Against this backdrop, Mark Radcliffe, chair of the Corporate Venture Capital practice at DLA Piper, led a panel discussion entitled "Best Practices in Corporate Venture and Innovation" at the firm's 2016 Global Technology Summit. 

The highlights of the panel are below. The participants were: 

What's driving the rise of corporate venture capital?

Radcliffe: Innovation. The increasing pace of innovation means that corporations need to engage with the startup ecosystem. It used to be that the average Fortune 500 company would spend about 75 years ranked as one of the world's leading companies. Today, the average time spent on the Fortune 500 list is 15 years. It's a fast-changing, competitive business environment. Companies can't rest on their laurels. Companies across all industries have tremendous incentive to get involved in the innovation ecosystem.

Mason: Yes, at the current churn rate, 75 percent of the S&P 500 will be replaced in a little over 10 years. Stagnation can equal extinction. Developing, fostering and investing in innovation is critical.

What types of companies do CVCs invest in? What do they look for in a company?

LeSage Krause: The best companies make the best partners. We invest across the gamut in terms of stages and maturity, but more often in early stages and not quite so much at late stages. At the late stage it would have to be something very strategic, critical. We're often trying to create strategic moments with our investments in companies. We want there to be high potential for impact for both us and them. 

Radcliffe: Companies tend to focus on their strategic areas of interest. They should put these strategies in place before they begin investing and make investments that are consistent with their business objectives. Then, look at timing.
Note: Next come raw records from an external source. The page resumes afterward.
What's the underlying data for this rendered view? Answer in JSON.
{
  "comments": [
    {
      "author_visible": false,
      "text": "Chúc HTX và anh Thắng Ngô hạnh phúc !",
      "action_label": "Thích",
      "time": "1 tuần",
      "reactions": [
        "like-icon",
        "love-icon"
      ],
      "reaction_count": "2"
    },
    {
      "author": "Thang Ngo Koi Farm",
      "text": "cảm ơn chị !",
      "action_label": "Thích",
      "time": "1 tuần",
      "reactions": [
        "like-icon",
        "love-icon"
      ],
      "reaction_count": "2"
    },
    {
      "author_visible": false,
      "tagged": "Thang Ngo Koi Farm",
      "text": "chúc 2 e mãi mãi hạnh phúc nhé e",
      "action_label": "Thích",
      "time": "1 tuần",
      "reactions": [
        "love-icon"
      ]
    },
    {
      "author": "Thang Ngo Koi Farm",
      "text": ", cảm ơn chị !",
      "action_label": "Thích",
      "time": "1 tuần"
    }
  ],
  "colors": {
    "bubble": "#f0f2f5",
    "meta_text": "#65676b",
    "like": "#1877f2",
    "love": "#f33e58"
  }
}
Are you trying to find companies with near-, medium- or longer-term potential? 

What can startups expect from corporate venture beyond an investment?

LeSage Krause: In terms of entrepreneurs, they can expect frank, direct conversations from us, particularly in terms of what our expectations are in terms of our role in the company and outcomes.

Dolbec: The most important thing you can expect from us is not money, it is advice, knowledge and direction. As we like to say, GE is a 120-year-old software company. And we are a large company. As such, we can help you determine and test market requirements, learning what features your product needs. That helps a tech startup evolve more quickly. We eliminate a hurdle, an extinction event for startups. It puts them ahead of competitors.

LeSage Krause: We offer protection, insurance, to risks and in terms of access to resources. We are an advisor. We help you learn how to engage with big business, your customers. Larger organizations can sap a startup's time and resources.